Data matrix

Definition

The data matrix for a machine learning problem, for a set of examples and a set of features, is defined as follows. The rows of the matrix correspond to the examples, and the columns of the matrix correspond to the features. The entry in a given row and a given column is the value of the feature for that example. In particular, if there are $m$ examples and $n$ features, then the data matrix is a $m\times n$ matrix. In the context of linear regression and logistic regression problems, the data matrix is also termed the design matrix of the regression.

For supervised learning problems, in addition to the data matrix, a labels vector is provided that has the same dimension as $m$ , the number of examples.

Encoding unknown values

The data matrix may use specific conventions to encode feature values that are unknown.
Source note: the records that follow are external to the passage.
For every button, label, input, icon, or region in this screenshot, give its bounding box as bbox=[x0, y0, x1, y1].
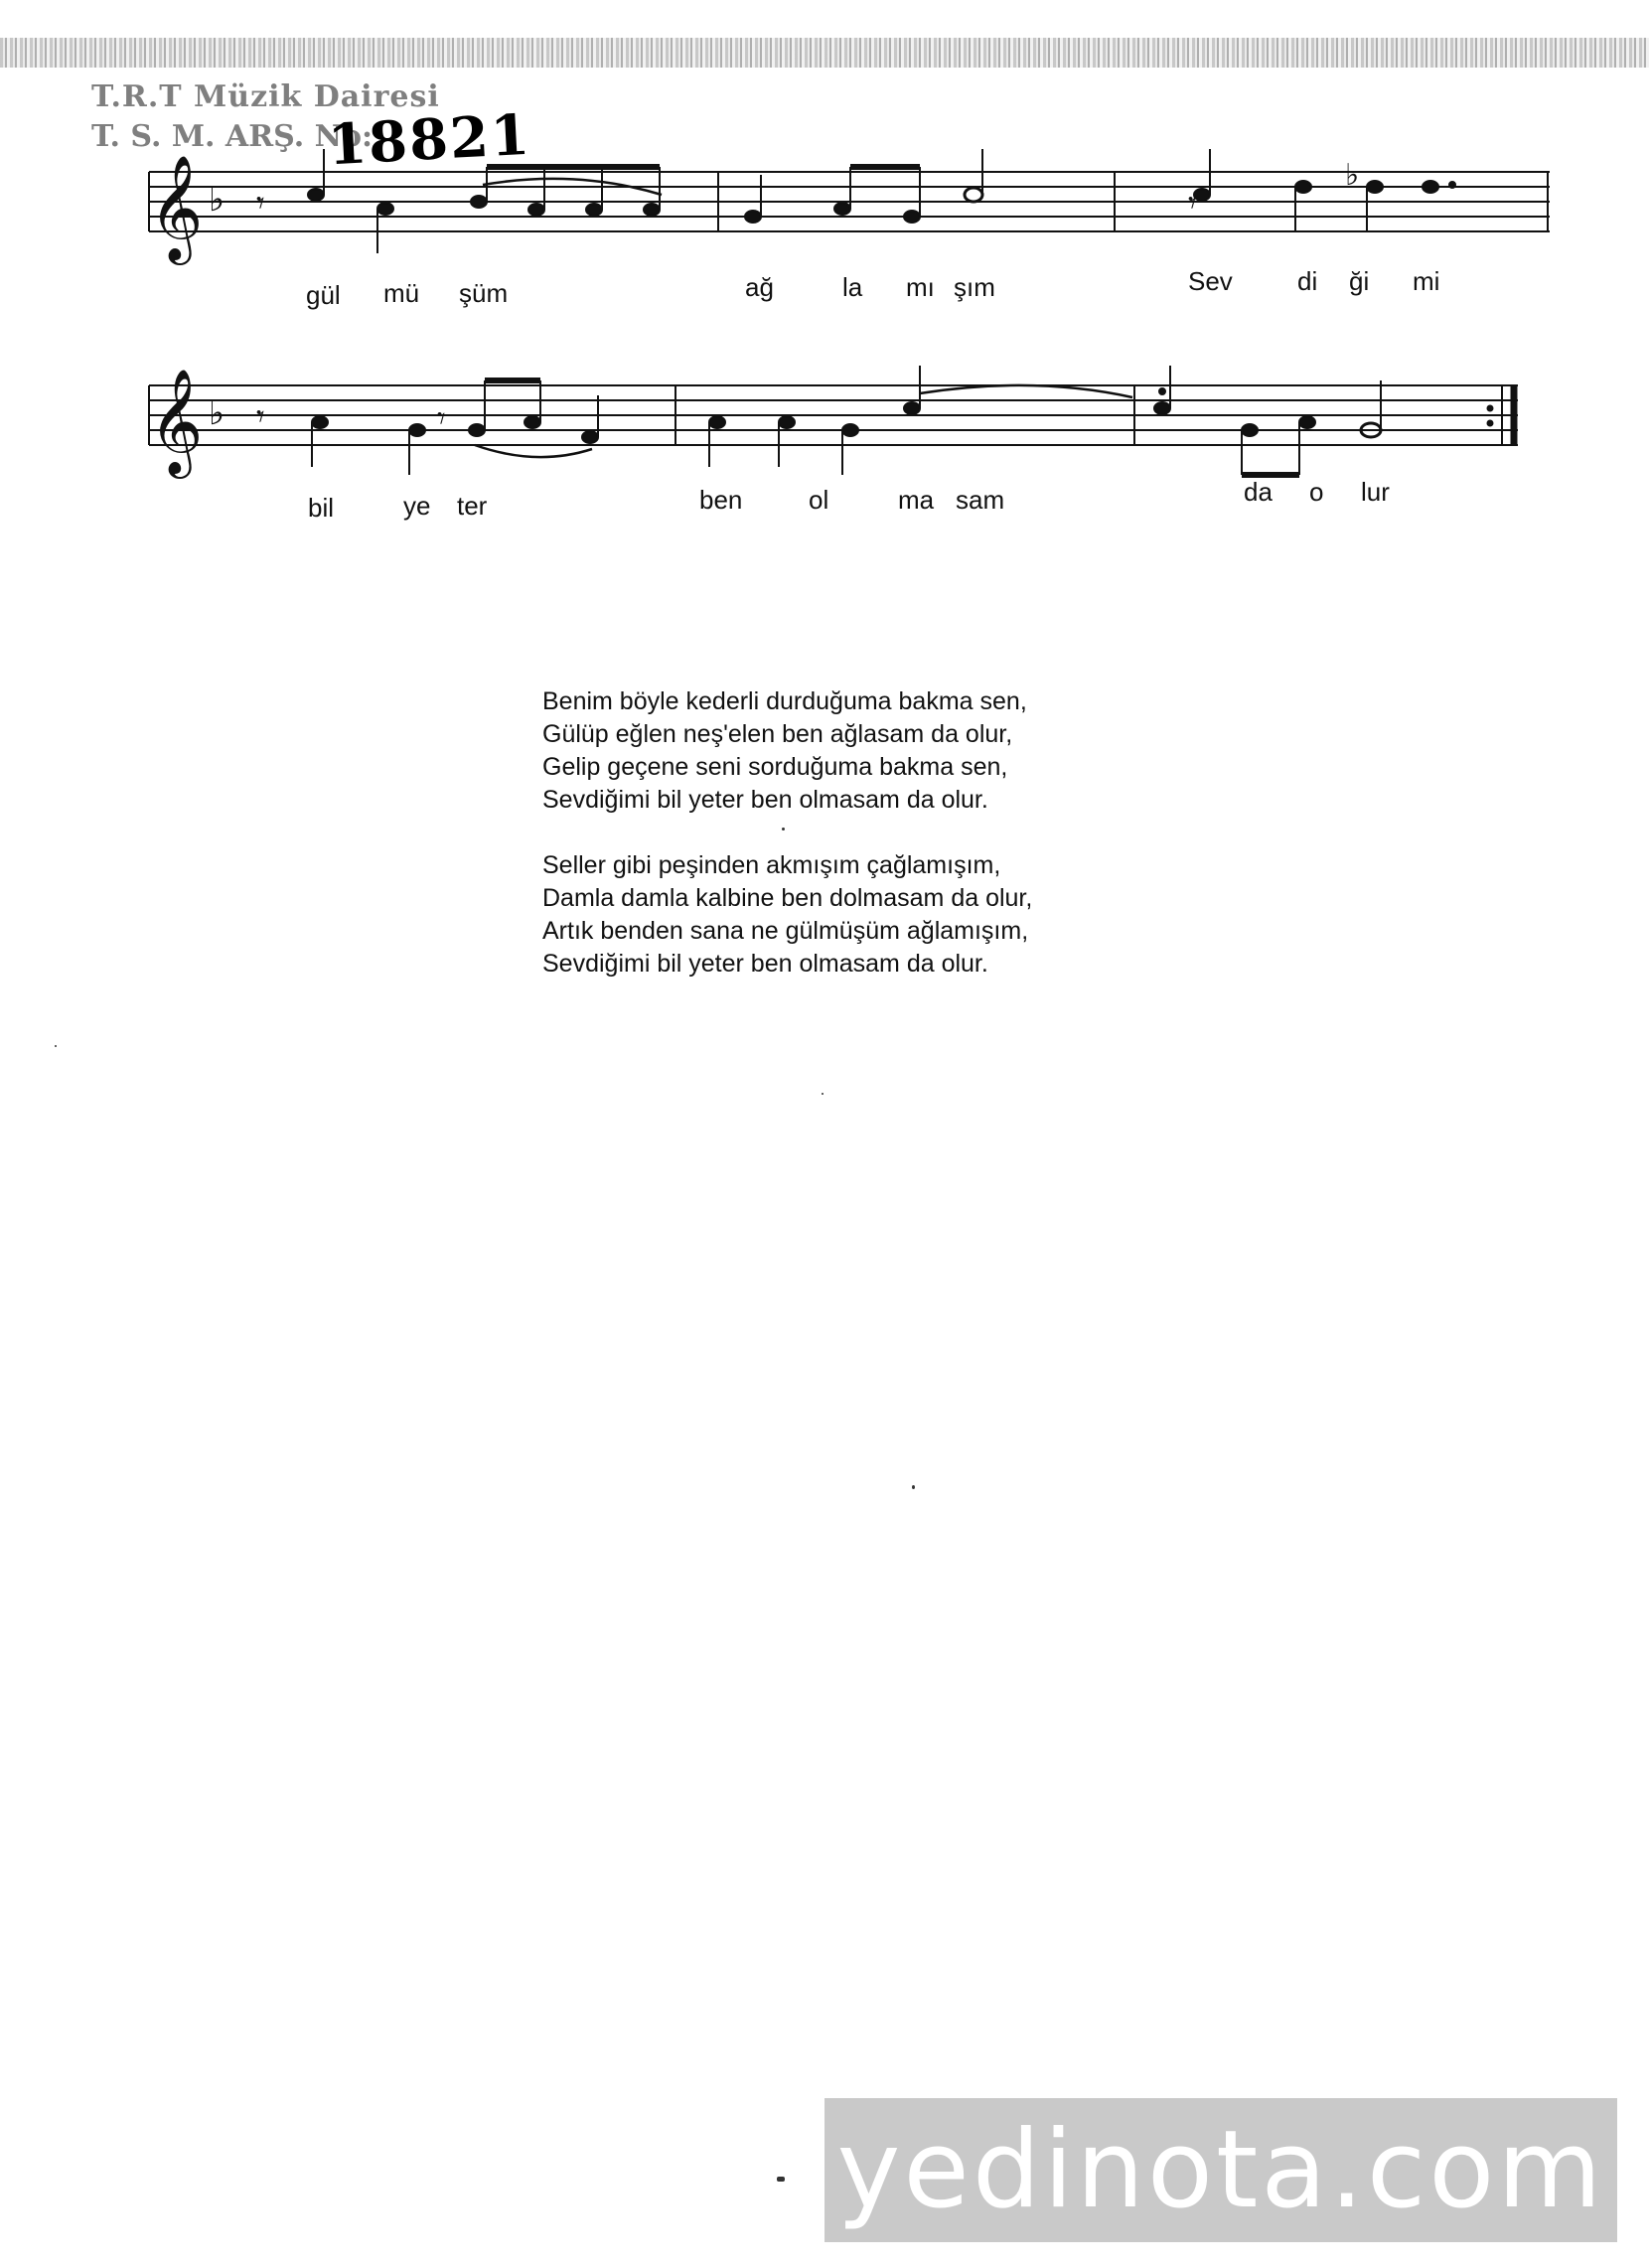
svg-text:𝄾: 𝄾 bbox=[437, 399, 446, 437]
site-watermark bbox=[824, 2098, 1617, 2242]
notes-system-2 bbox=[312, 366, 1381, 475]
lyric-syllable: ol bbox=[809, 485, 829, 515]
lyric-syllable: o bbox=[1309, 477, 1324, 507]
lyric-syllable: ben bbox=[699, 485, 743, 515]
lyric-syllable: mü bbox=[383, 278, 420, 308]
archive-number: 18821 bbox=[326, 101, 533, 179]
svg-text:𝄾: 𝄾 bbox=[1188, 184, 1197, 222]
lyric-syllable: ter bbox=[457, 491, 488, 521]
scan-speck bbox=[912, 1485, 915, 1489]
stamp-archive-label: T. S. M. ARŞ. No: bbox=[91, 119, 374, 154]
verse-line: Damla damla kalbine ben dolmasam da olur, bbox=[542, 884, 1033, 912]
scan-speck bbox=[782, 828, 785, 831]
slur-2 bbox=[475, 445, 592, 457]
treble-clef-icon: 𝄞 bbox=[149, 154, 204, 260]
eighth-rest-icon: 𝄾 bbox=[256, 184, 265, 222]
verse-line: Seller gibi peşinden akmışım çağlamışım, bbox=[542, 851, 1001, 879]
flat-accidental-icon: ♭ bbox=[1345, 158, 1360, 193]
verse-line: Artık benden sana ne gülmüşüm ağlamışım, bbox=[542, 917, 1029, 945]
lyrics-verses bbox=[542, 685, 1032, 1013]
watermark-text: yedinota.com bbox=[836, 2108, 1605, 2232]
verse-stanza-1 bbox=[542, 685, 1032, 817]
lyric-syllable: di bbox=[1297, 266, 1318, 296]
lyric-syllable: lur bbox=[1361, 477, 1390, 507]
lyric-syllable: da bbox=[1244, 477, 1273, 507]
lyric-syllable: şım bbox=[954, 272, 995, 302]
lyric-syllable: mı bbox=[906, 272, 935, 302]
scan-speck bbox=[777, 2177, 785, 2182]
eighth-rest-icon: 𝄾 bbox=[256, 397, 265, 435]
verse-stanza-2 bbox=[542, 849, 1032, 981]
lyric-syllable: sam bbox=[956, 485, 1005, 515]
staff-system-2 bbox=[149, 385, 1518, 445]
stamp-department: T.R.T Müzik Dairesi bbox=[91, 79, 440, 114]
treble-clef-icon: 𝄞 bbox=[149, 368, 204, 474]
repeat-dot-lower bbox=[1487, 420, 1494, 427]
flat-key-signature-icon: ♭ bbox=[209, 393, 225, 433]
flat-key-signature-icon: ♭ bbox=[209, 180, 225, 220]
tie-1 bbox=[920, 385, 1132, 397]
lyric-syllable: ği bbox=[1349, 266, 1370, 296]
verse-line: Gülüp eğlen neş'elen ben ağlasam da olur, bbox=[542, 720, 1013, 748]
scan-speck bbox=[55, 1045, 57, 1047]
lyric-syllable: ma bbox=[898, 485, 935, 515]
repeat-dot-upper bbox=[1487, 405, 1494, 412]
lyric-syllable: Sev bbox=[1188, 266, 1233, 296]
verse-line: Gelip geçene seni sorduğuma bakma sen, bbox=[542, 753, 1008, 781]
verse-line: Benim böyle kederli durduğuma bakma sen, bbox=[542, 687, 1027, 715]
verse-line: Sevdiğimi bil yeter ben olmasam da olur. bbox=[542, 786, 988, 814]
lyric-syllable: bil bbox=[308, 493, 335, 523]
lyric-syllable: mi bbox=[1413, 266, 1440, 296]
lyric-syllable: ağ bbox=[745, 272, 774, 302]
scan-speck bbox=[822, 1093, 824, 1095]
lyric-syllable: gül bbox=[306, 280, 341, 310]
lyric-syllable: la bbox=[842, 272, 863, 302]
lyric-syllable: ye bbox=[403, 491, 431, 521]
lyric-syllable: şüm bbox=[459, 278, 509, 308]
verse-line: Sevdiğimi bil yeter ben olmasam da olur. bbox=[542, 950, 988, 978]
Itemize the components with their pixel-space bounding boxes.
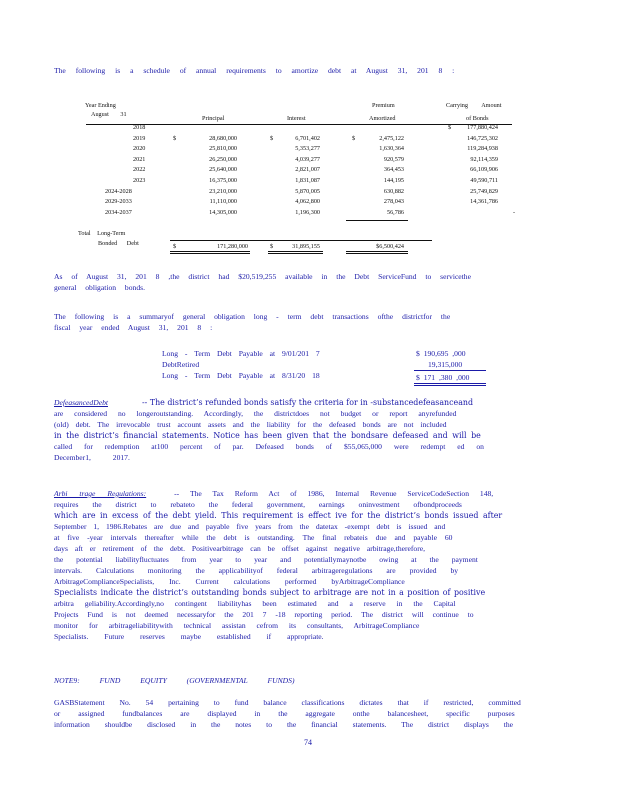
available-paragraph — [54, 271, 471, 293]
row-year: 2029-2033 — [105, 198, 132, 206]
total-label-1: Total Long-Term — [78, 230, 126, 237]
row-principal: 11,110,000 — [209, 198, 237, 206]
row-principal: 28,680,000 — [209, 134, 237, 142]
row-interest: 5,870,005 — [295, 187, 320, 195]
summary-label-1: Long - Term Debt Payable at 9/01/201 7 — [162, 349, 320, 358]
carrying-currency: $ — [448, 124, 452, 131]
header-amortized: Amortized — [369, 115, 396, 122]
total-premium: $6,500,424 — [376, 243, 404, 250]
row-premium: 278,043 — [383, 198, 404, 206]
row-premium: 2,475,122 — [379, 134, 404, 142]
summary-amount-3: $ 171 ,380 ,000 — [416, 373, 470, 382]
defeased-line-6: December1, 2017. — [54, 453, 130, 462]
arbitrage-line-13: monitor for arbitrageliabilitywith technical assistan cefrom its consultants, ArbitrageCompliance — [54, 621, 420, 630]
row-interest: 1,831,087 — [295, 177, 320, 184]
summary-intro — [54, 311, 450, 333]
row-year: 2022 — [133, 166, 146, 174]
summary-amount-2: 19,315,000 — [428, 360, 463, 369]
arbitrage-line-7: the potential liabilityfluctuates from year to year and potentiallymaynotbe owing at the payment — [54, 555, 478, 564]
summary-double-rule-2 — [414, 385, 486, 386]
row-premium: 144,195 — [383, 177, 404, 184]
row-principal: 23,210,000 — [209, 187, 237, 195]
row-carrying: - — [512, 208, 515, 216]
summary-label-2: DebtRetired — [162, 360, 200, 369]
row-premium: 920,579 — [383, 155, 404, 163]
arbitrage-line-3: which are in excess of the debt yield. This requirement is effect ive for the district’s bonds issued after — [54, 511, 503, 520]
arbitrage-line-2: requires the district to rebateto the federal government, earnings oninvestment ofbondproceeds — [54, 500, 462, 509]
available-line-2: general obligation bonds. — [54, 283, 145, 292]
row-premium: 630,882 — [383, 187, 404, 195]
total-label-2: Bonded Debt — [98, 240, 139, 247]
total-principal: 171,280,000 — [217, 243, 248, 250]
intro-text: The following is a schedule of annual requirements to amortize debt at August 31, 201 8 : — [54, 66, 455, 75]
header-interest: Interest — [287, 115, 306, 122]
row-premium: 56,786 — [386, 208, 404, 216]
defeased-line-2: are considered no longeroutstanding. Accordingly, the districtdoes not budget or report anyrefunded — [54, 409, 457, 418]
summary-intro-line-2: fiscal year ended August 31, 201 8 : — [54, 323, 213, 332]
total-double-rule-6 — [346, 253, 408, 254]
row-carrying: 146,725,302 — [467, 134, 498, 142]
arbitrage-line-8: intervals. Calculations monitoring the applicabilityof federal arbitrageregulations are provided by — [54, 566, 459, 575]
summary-label-3: Long - Term Debt Payable at 8/31/20 18 — [162, 371, 320, 380]
arbitrage-line-4: September 1, 1986.Rebates are due and payable five years from the datetax -exempt debt is issued and — [54, 522, 446, 531]
header-carrying: Carrying Amount — [446, 102, 502, 109]
row-year: 2020 — [133, 145, 146, 153]
total-rule-top — [170, 240, 432, 241]
page-number: 74 — [304, 738, 312, 747]
row-year: 2023 — [133, 177, 146, 184]
summary-double-rule-1 — [414, 383, 486, 384]
arbitrage-section — [54, 488, 564, 642]
summary-intro-line-1: The following is a summaryof general obligation long - term debt transactions ofthe districtfor the — [54, 312, 451, 321]
arbitrage-line-9: ArbitrageComplianceSpecialists, Inc. Current calculations performed byArbitrageCompliance — [54, 577, 405, 586]
note9-line-2: or assigned fundbalances are displayed in the aggregate onthe balancesheet, specific purposes — [54, 709, 515, 718]
total-double-rule-2 — [170, 253, 250, 254]
available-line-1: As of August 31, 201 8 ,the district had $20,519,255 available in the Debt ServiceFund to servicethe — [54, 272, 471, 281]
arbitrage-line-11: arbitra geliability.Accordingly,no contingent liabilityhas been estimated and a reserve in the Capital — [54, 599, 456, 608]
header-august: August 31 — [91, 111, 127, 118]
row-principal: 25,640,000 — [209, 166, 237, 174]
total-interest: 31,895,155 — [292, 243, 320, 250]
defeased-line-3: (old) debt. The irrevocable trust account assets and the liability for the defeased bonds are not included — [54, 420, 447, 429]
total-interest-currency: $ — [270, 243, 274, 250]
premium-currency: $ — [352, 134, 356, 142]
row-year: 2021 — [133, 155, 146, 163]
note9-heading: NOTE9: FUND EQUITY (GOVERNMENTAL FUNDS) — [54, 676, 295, 685]
arbitrage-line-10: Specialists indicate the district’s outstanding bonds subject to arbitrage are not in a position of positive — [54, 588, 486, 597]
arbitrage-line-14: Specialists. Future reserves maybe established if appropriate. — [54, 632, 324, 641]
total-double-rule-4 — [268, 253, 323, 254]
total-double-rule-5 — [346, 251, 408, 252]
interest-currency: $ — [270, 134, 274, 142]
total-principal-currency: $ — [173, 243, 177, 250]
premium-subtotal-rule — [346, 220, 408, 221]
defeased-line-4: in the district’s financial statements. Notice has been given that the bondsare defeased and will be — [54, 431, 481, 440]
row-interest: 5,353,277 — [295, 145, 320, 153]
header-year-ending: Year Ending — [85, 102, 116, 109]
arbitrage-line-12: Projects Fund is not deemed necessaryfor the 201 7 -18 reporting period. The district will continue to — [54, 610, 474, 619]
defeased-heading: DefeasancedDebt — [54, 398, 108, 407]
row-year: 2034-2037 — [105, 208, 132, 216]
row-principal: 25,810,000 — [209, 145, 237, 153]
row-carrying: 66,109,906 — [470, 166, 498, 174]
note9-line-3: information shouldbe disclosed in the notes to the financial statements. The district displays the — [54, 720, 514, 729]
note9-paragraph — [54, 697, 564, 730]
arbitrage-line-6: days aft er retirement of the debt. Positivearbitrage can be offset against negative arbitrage,therefore, — [54, 544, 426, 553]
row-interest: 4,039,277 — [295, 155, 320, 163]
header-of-bonds: of Bonds — [466, 115, 489, 122]
row-principal: 14,305,000 — [209, 208, 237, 216]
row-carrying: 14,361,786 — [470, 198, 498, 206]
total-double-rule-3 — [268, 251, 323, 252]
row-carrying: 119,284,938 — [467, 145, 498, 153]
total-double-rule-1 — [170, 251, 250, 252]
row-carrying: 25,749,829 — [470, 187, 498, 195]
defeased-section — [54, 397, 564, 463]
row-principal: 16,375,000 — [209, 177, 237, 184]
principal-currency: $ — [173, 134, 177, 142]
row-year: 2019 — [133, 134, 146, 142]
header-principal: Principal — [202, 115, 225, 122]
row-interest: 6,701,402 — [295, 134, 320, 142]
row-carrying: 92,114,359 — [470, 155, 498, 163]
arbitrage-line-5: at five -year intervals thereafter while the debt is outstanding. The final rebateis due and payable 60 — [54, 533, 453, 542]
summary-rule — [414, 370, 486, 371]
summary-amount-1: $ 190,695 ,000 — [416, 349, 466, 358]
row-interest: 1,196,300 — [295, 208, 320, 216]
arbitrage-line-1: -- The Tax Reform Act of 1986, Internal Revenue ServiceCodeSection 148, — [174, 489, 494, 498]
row-principal: 26,250,000 — [209, 155, 237, 163]
row-year: 2018 — [133, 124, 146, 131]
note9-line-1: GASBStatement No. 54 pertaining to fund balance classifications dictates that if restricted, committed — [54, 698, 521, 707]
row-carrying: 177,880,424 — [467, 124, 498, 131]
defeased-line-1: -- The district’s refunded bonds satisfy the criteria for in -substancedefeasanceand — [141, 398, 474, 407]
row-interest: 4,062,800 — [295, 198, 320, 206]
row-premium: 1,630,364 — [379, 145, 404, 153]
defeased-line-5: called for redemption at100 percent of par. Defeased bonds of $55,065,000 were redempt ed on — [54, 442, 484, 451]
arbitrage-heading: Arbi trage Regulations: — [54, 489, 147, 498]
row-interest: 2,821,007 — [295, 166, 320, 174]
row-year: 2024-2028 — [105, 187, 132, 195]
header-premium: Premium — [372, 102, 395, 109]
row-premium: 364,453 — [383, 166, 404, 174]
row-carrying: 49,590,711 — [470, 177, 498, 184]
Significance in linear algebra

Whether the data matrix is helpful from a linear algebra perspective, i.e., whether linear algebra operations (addition, multiplication) on the data matrix are useful algorithmically, depends on the model type we are using. For most model types, including linear regression, logistic regression, and support vector machines, and all generalized linear models, the data matrix is usable directly for linear algebra.

Note that if the data matrix allows non-numeric values (such as specific conventions to encode unknown values) any algorithm that would treat it simply as a matrix for numbers needs to be modified to account for the possibility of non-numeric values.

Relation with conceptual paradigms in computation

In an object-oriented implementation, each example would be one object of the class, and the features would be the fields of the class.
In SQL-style relational database, the rows of the data matrix would correspond to rows of the relational database and columns correspond to the columns (fields) of the table. In other words, the data matrix very literally looks the same as the table used to store it in a database.

Terminology

Tall, wide, and square

A data matrix is termed:

approximately square if the number of examples and number of features are comparable,
tall if the number of examples is substantially greater than the number of features, and
wide if the number of features is greater (roughly, twice or more) than the number of examples

In general, we expect the following:

For tall data matrices, it is likely that the matrix has close to full column rank, i.e., we have more data than features. Holding the set of features constant, the taller the matrix gets, the better the model we are likely to find (as far as generalizable error goes -- the error on the training set will get worse). Tall data matrices are the typical situation in machine learning. This is partly because we deliberately try to keep the number of features sufficiently small that the data matrix is tall.
For wide data matrices, it is likely that the matrix has close to full row rank, i.e., we have too many features and very little data to reliably infer what the features are doing. In this case, overfitting becomes a far bigger concern, and fairly aggressive regularization or other strategies may be needed to train a model with low generalizable error.

Storage and computation

Distributed storage

In practice, data matrices can be too huge to store and manipulate on a single machine. Storage is generally distributed.

The modality of distributed storage is typically by rows (examples): each node stores a different subset of the set of all examples, and stores 'all features for that subset. There are several reasons to distribute by rows rather than by columns:

The way data is collected, different examples are collected at different times and places, whereas all the features of a single example are generally collected together. It therefore makes more sense to store all features for an example together.
Conceptually, features generally have their own name and identity, whereas examples do not, and are generally anonymous. It is therefore easier to shard over examples than over features.
Distributed storage by rows agrees better with both object-oriented programming and relational database storage implementations.
Most of the algorithms used for manipulation can be parallelized better by rows.
In cases where categorical variables are encoded using sparse binary features (using the continuous encoding of categorical variables trick) we get a large sparse data matrix. The rows are all guaranteed to be sparse, with roughly similar density, whereas the columns can vary quite widely in terms of density. Distributing by rows therefore gives a better guarantee of easily having an even distribution across the different storage nodes.